B. According to the reasoning of the lower judgment and the record, the following facts are revealed.

(1) TMW was established mainly for the purpose of investing in real estate in Asian countries, including Japan, Australia, Singapore, Thailand, China, Hong Kong, Malaysia, Korea, and India. From May 2003 to October 2009, WT made a total of 29 investments in each Asian country, and owned 1,980,000,000 as of December 31, 2010.

(2) On June 2003, TMW decided by the Investment Committee to acquire the Plaintiff’s shares of the Seoul Metropolitan City Telecommunication Building, and established TMW Property GmbH (hereinafter “GmbH 1”) and TMWH (hereinafter “GmbH 2”), which is a limited liability company in Germany, with the establishment of the Seoul Metropolitan City Realty GmbH (hereinafter “GmbH 1”), and made them acquire all the Plaintiff’s shares by 50%.

(3) GmbH 1 and 2 had no particular business activities except for those holding the Plaintiff’s issued stocks.
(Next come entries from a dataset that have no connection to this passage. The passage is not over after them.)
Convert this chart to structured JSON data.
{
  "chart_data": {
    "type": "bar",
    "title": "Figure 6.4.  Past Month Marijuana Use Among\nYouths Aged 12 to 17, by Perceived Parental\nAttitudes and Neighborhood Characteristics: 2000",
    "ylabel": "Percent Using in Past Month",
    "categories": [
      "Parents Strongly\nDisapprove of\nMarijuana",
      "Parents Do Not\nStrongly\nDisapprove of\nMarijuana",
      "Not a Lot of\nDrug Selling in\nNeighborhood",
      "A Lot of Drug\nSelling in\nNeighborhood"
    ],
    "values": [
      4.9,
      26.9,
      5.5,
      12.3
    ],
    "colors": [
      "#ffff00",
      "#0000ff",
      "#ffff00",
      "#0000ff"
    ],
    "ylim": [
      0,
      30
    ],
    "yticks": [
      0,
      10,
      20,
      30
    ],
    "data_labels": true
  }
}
They were provided by TmbH 1 and 2 with funds necessary to acquire the Plaintiff’s issued stocks, as well as funds necessary to obtain the Plaintiff’s issued stocks, without independent personnel members.
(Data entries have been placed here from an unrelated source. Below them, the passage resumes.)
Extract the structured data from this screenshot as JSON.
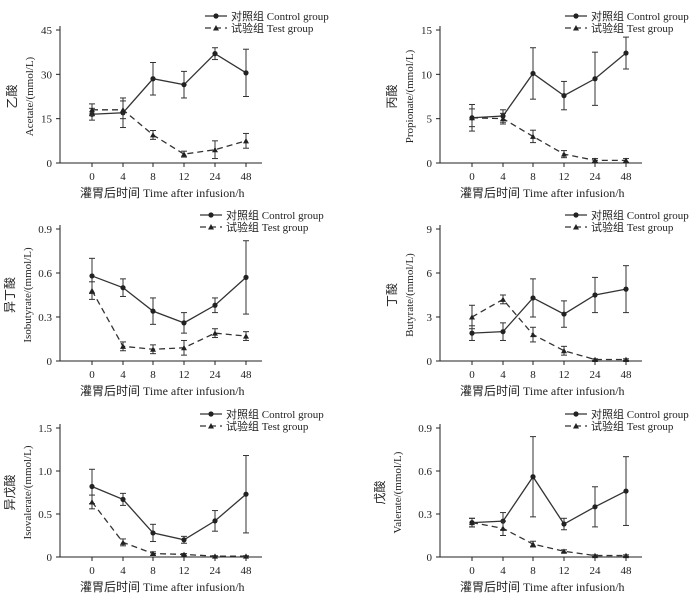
{
  "legend": {
    "control": "对照组  Control group",
    "test": "试验组  Test group"
  },
  "xlabel": "灌胃后时间  Time after infusion/h",
  "chart_data": [
    {
      "type": "line",
      "ylabel_cn": "乙酸",
      "ylabel_en": "Acetate/(mmol/L)",
      "categories": [
        "0",
        "4",
        "8",
        "12",
        "24",
        "48"
      ],
      "ylim": [
        0,
        45
      ],
      "yticks": [
        "0",
        "15",
        "30",
        "45"
      ],
      "series": [
        {
          "name": "对照组  Control group",
          "values": [
            16.5,
            17,
            28.5,
            26.5,
            37,
            30.5
          ],
          "err": [
            2,
            5,
            5.5,
            4.5,
            2,
            8
          ]
        },
        {
          "name": "试验组  Test group",
          "values": [
            18,
            18,
            9.5,
            3,
            4.5,
            7.5
          ],
          "err": [
            2,
            3,
            1.5,
            1,
            3,
            2.5
          ]
        }
      ]
    },
    {
      "type": "line",
      "ylabel_cn": "丙酸",
      "ylabel_en": "Propionate/(mmol/L)",
      "categories": [
        "0",
        "4",
        "8",
        "12",
        "24",
        "48"
      ],
      "ylim": [
        0,
        15
      ],
      "yticks": [
        "0",
        "5",
        "10",
        "15"
      ],
      "series": [
        {
          "name": "对照组  Control group",
          "values": [
            5.1,
            5.3,
            10.1,
            7.6,
            9.5,
            12.4
          ],
          "err": [
            1.5,
            0.7,
            2.9,
            1.6,
            3,
            1.8
          ]
        },
        {
          "name": "试验组  Test group",
          "values": [
            5.1,
            5.0,
            3.0,
            1.0,
            0.3,
            0.3
          ],
          "err": [
            1.0,
            0.6,
            0.7,
            0.4,
            0.2,
            0.2
          ]
        }
      ]
    },
    {
      "type": "line",
      "ylabel_cn": "异丁酸",
      "ylabel_en": "Isobutyrate/(mmol/L)",
      "categories": [
        "0",
        "4",
        "8",
        "12",
        "24",
        "48"
      ],
      "ylim": [
        0,
        0.9
      ],
      "yticks": [
        "0",
        "0.3",
        "0.6",
        "0.9"
      ],
      "series": [
        {
          "name": "对照组  Control group",
          "values": [
            0.58,
            0.5,
            0.34,
            0.26,
            0.38,
            0.57
          ],
          "err": [
            0.12,
            0.06,
            0.09,
            0.07,
            0.05,
            0.25
          ]
        },
        {
          "name": "试验组  Test group",
          "values": [
            0.48,
            0.1,
            0.08,
            0.09,
            0.19,
            0.17
          ],
          "err": [
            0.06,
            0.03,
            0.03,
            0.05,
            0.03,
            0.03
          ]
        }
      ]
    },
    {
      "type": "line",
      "ylabel_cn": "丁酸",
      "ylabel_en": "Butyrate/(mmol/L)",
      "categories": [
        "0",
        "4",
        "8",
        "12",
        "24",
        "48"
      ],
      "ylim": [
        0,
        9
      ],
      "yticks": [
        "0",
        "3",
        "6",
        "9"
      ],
      "series": [
        {
          "name": "对照组  Control group",
          "values": [
            1.9,
            2.0,
            4.3,
            3.2,
            4.5,
            4.9
          ],
          "err": [
            0.5,
            0.6,
            1.3,
            0.9,
            1.2,
            1.6
          ]
        },
        {
          "name": "试验组  Test group",
          "values": [
            3.0,
            4.2,
            1.8,
            0.7,
            0.1,
            0.1
          ],
          "err": [
            0.8,
            0.3,
            0.5,
            0.3,
            0.05,
            0.05
          ]
        }
      ]
    },
    {
      "type": "line",
      "ylabel_cn": "异戊酸",
      "ylabel_en": "Isovalerate/(mmol/L)",
      "categories": [
        "0",
        "4",
        "8",
        "12",
        "24",
        "48"
      ],
      "ylim": [
        0,
        1.5
      ],
      "yticks": [
        "0",
        "0.5",
        "1.0",
        "1.5"
      ],
      "series": [
        {
          "name": "对照组  Control group",
          "values": [
            0.82,
            0.67,
            0.28,
            0.2,
            0.42,
            0.73
          ],
          "err": [
            0.2,
            0.07,
            0.1,
            0.04,
            0.12,
            0.45
          ]
        },
        {
          "name": "试验组  Test group",
          "values": [
            0.64,
            0.17,
            0.04,
            0.03,
            0.01,
            0.01
          ],
          "err": [
            0.08,
            0.04,
            0.02,
            0.01,
            0.005,
            0.005
          ]
        }
      ]
    },
    {
      "type": "line",
      "ylabel_cn": "戊酸",
      "ylabel_en": "Valerate/(mmol/L)",
      "categories": [
        "0",
        "4",
        "8",
        "12",
        "24",
        "48"
      ],
      "ylim": [
        0,
        0.9
      ],
      "yticks": [
        "0",
        "0.3",
        "0.6",
        "0.9"
      ],
      "series": [
        {
          "name": "对照组  Control group",
          "values": [
            0.24,
            0.25,
            0.56,
            0.23,
            0.35,
            0.46
          ],
          "err": [
            0.03,
            0.06,
            0.28,
            0.04,
            0.14,
            0.24
          ]
        },
        {
          "name": "试验组  Test group",
          "values": [
            0.24,
            0.2,
            0.09,
            0.04,
            0.01,
            0.01
          ],
          "err": [
            0.03,
            0.05,
            0.02,
            0.01,
            0.005,
            0.005
          ]
        }
      ]
    }
  ]
}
(4) After receiving the instant dividend income from the Plaintiff, GmbH 1 and 2 promptly paid the entire amount excluding the German capital gains tax to TMW.

(5) Around July 2007, TPP decided to sell the Seoul City Telecommunication Building by the Investment Committee’s decision. Accordingly, GmbH 1 and 2 immediately decided to sell the said building at the Plaintiff’s general meeting of shareholders, and the Plaintiff sold it.

C. Examining the foregoing factual basis in light of the legal principles as seen earlier, even if WT established GmbH 1 and 2, which is the beneficial owner of the instant dividend income, and acquired the Plaintiff’s issued stocks, it is difficult to deem that it mainly aims at the application of 15% limited tax rate under Article 10(2) Item (b) of the Korea- Germany Tax Treaty without reasonable economic reasons for the relevant business operations. Accordingly, the application of the said limited tax rate by 15% cannot be excluded on the ground of Article 27(2) of the Korea- Germany Tax Treaty with respect to TPP.

D. In the same purport, the lower court’s assertion that GmbH 1 and 2 should apply the 5% limited tax rate under Article 10(2)(a) of the Korea- Germany Tax Treaty is not permissible pursuant to Article 27(2) of the same Treaty, but it is justifiable to determine that TMW may apply the 15% limited tax rate under Article 10(2)(b) of the same Treaty. In so determining, the lower court did not err by misapprehending the legal doctrine on the interpretation and application of the Korea- Germany Tax Treaty, contrary to what is alleged in the grounds of

3. Conclusion

The grounds of appeal by the plaintiff and the defendant are dismissed in entirety as they are without merit, and the costs of appeal are assessed against each party. It is so decided as per Disposition by the assent of all participating Justices.